The assessments also serve as a record of on-the-job training for individual participants and for the organization as a whole. These records can be used for planning, reporting, evaluation of the program as a whole, and research.
Most often assessments are done using standard written checklists. The downside is that while the educator is busy writing they have less chance to observe what is happening and might miss and not record critical items. There are often low levels of reliability between assessors, with widely differing scores even though the same performance was observed.
Technology has greatly enhanced the realism of simulated learning experiences with high fidelity manikins, and now digital technology has been harnessed to fine-tune and improve mock code blue assessments.
Digital mock code blue checklists, such as the Xapiapp, have been developed to record information about individual participants and all other details of the resuscitation process from beginning to end. This includes evaluation of whether all the actions were performed correctly, time frames, and communication and coordination between the team members. With more extensive data collection, digital recording can greatly improve the reliability and validity of the assessments.
Experienced educators should guide the debriefing which is the final but most important step of the mock code blue. The actual experiential learning takes place during debriefing as learners analyses and reflect on their experience. They discover where their behavior should have been different which then leads to improved clinical practice in the future.
There are many different models for debriefing but most agree that educators should create a psychologically safe environment which is supportive, free from blame and in which confidentially is assured.

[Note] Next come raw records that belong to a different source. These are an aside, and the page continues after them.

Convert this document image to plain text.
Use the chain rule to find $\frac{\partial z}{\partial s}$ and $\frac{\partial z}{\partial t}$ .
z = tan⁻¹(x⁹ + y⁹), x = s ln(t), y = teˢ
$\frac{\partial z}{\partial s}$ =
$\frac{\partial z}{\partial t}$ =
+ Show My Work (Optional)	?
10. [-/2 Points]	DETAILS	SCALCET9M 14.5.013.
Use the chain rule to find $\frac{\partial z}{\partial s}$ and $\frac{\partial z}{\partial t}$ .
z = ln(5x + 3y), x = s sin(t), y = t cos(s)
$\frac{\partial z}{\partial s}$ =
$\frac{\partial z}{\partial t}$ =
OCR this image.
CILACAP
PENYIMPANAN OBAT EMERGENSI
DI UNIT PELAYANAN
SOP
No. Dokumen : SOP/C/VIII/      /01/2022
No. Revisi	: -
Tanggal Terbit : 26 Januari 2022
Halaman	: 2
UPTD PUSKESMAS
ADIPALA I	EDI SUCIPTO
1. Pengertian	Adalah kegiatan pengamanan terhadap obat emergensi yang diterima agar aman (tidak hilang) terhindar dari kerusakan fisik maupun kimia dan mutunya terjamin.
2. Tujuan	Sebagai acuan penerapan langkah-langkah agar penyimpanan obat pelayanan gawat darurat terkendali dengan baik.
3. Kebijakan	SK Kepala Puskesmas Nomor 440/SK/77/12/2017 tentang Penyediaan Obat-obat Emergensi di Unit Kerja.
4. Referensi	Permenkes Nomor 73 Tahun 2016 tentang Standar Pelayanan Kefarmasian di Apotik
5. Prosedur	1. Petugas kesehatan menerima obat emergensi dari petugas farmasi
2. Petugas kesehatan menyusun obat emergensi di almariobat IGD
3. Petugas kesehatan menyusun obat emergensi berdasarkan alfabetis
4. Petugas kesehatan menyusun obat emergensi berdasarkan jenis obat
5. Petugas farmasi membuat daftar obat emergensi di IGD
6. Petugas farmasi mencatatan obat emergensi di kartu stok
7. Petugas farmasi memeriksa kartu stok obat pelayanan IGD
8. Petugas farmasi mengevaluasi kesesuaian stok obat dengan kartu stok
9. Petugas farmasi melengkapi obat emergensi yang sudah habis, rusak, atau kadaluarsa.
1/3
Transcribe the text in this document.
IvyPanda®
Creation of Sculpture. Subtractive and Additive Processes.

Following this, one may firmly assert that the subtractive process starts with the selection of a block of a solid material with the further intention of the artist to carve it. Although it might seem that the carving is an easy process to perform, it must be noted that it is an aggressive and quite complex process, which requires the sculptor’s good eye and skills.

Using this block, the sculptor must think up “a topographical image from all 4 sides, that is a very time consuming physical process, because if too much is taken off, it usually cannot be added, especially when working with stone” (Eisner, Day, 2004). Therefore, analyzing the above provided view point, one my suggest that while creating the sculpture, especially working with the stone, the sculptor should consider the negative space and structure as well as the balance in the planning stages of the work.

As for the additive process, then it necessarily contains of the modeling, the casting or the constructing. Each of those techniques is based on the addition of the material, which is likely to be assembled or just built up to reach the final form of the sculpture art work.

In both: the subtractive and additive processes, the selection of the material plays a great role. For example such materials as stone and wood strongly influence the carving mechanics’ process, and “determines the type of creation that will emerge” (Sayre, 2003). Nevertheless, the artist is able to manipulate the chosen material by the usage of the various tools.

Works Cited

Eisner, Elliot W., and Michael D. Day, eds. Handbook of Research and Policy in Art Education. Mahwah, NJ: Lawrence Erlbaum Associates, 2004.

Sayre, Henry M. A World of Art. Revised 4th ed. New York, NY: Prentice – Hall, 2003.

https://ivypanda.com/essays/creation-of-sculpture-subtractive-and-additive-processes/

Using the assessment data collected during the simulation exercise, educators should guide participants towards self evaluation as far as possible. The three main questions which should be answered are: What went well? What could be done differently next time? What concerns were there about equipment and the safety of the environment?
The participants can also be asked to complete a mock code blue evaluation form which educators can use to improve future training experiences.
Record keeping and reporting
The educator’s final task after each mock code blue is record keeping. When you have paper records this usually involves extensive filing and/or data capturing. The time it takes to complete this work, and also all the required reports, can be reduced considerably by using a fully digitized mock code blue checklist.
By using a digital mock code blue checklist the data can easily be transferred and synchronized across various platforms for the following:
- Updating the training records of individual staff members.
- Automatic identification of individuals, professional groups, or areas in the hospital where more training is needed.
- Identifying points where there are frequently errors so that focused teaching sessions can be planned (for example using the defibrillator correctly, or the role of the team leader).
- Future scheduling of the mock code blue exercises.
- Compiling reports on the mock code blue program, with detailed graphics and spreadsheets.
- Conducting research on the mock code blue program, for example how staff knowledge and skill improve over time.
Improving your program with the digital mock code blue checklist
It is clear that the mock code blue program is one of the most important on-the-job training programs in any health care facility. All members of the health care staff need the knowledge and practiced skill to confidently manage cardiopulmonary arrests so that unnecessary fatalities can be prevented.
A digital platform for capturing performance during mock code blue simulations can help you to improve the quality of your program and also save you time. Assessments using digital mock code blue checklists will be more comprehensive and reliable. This will also support an improved debriefing experience and streamline the program’s overall administration.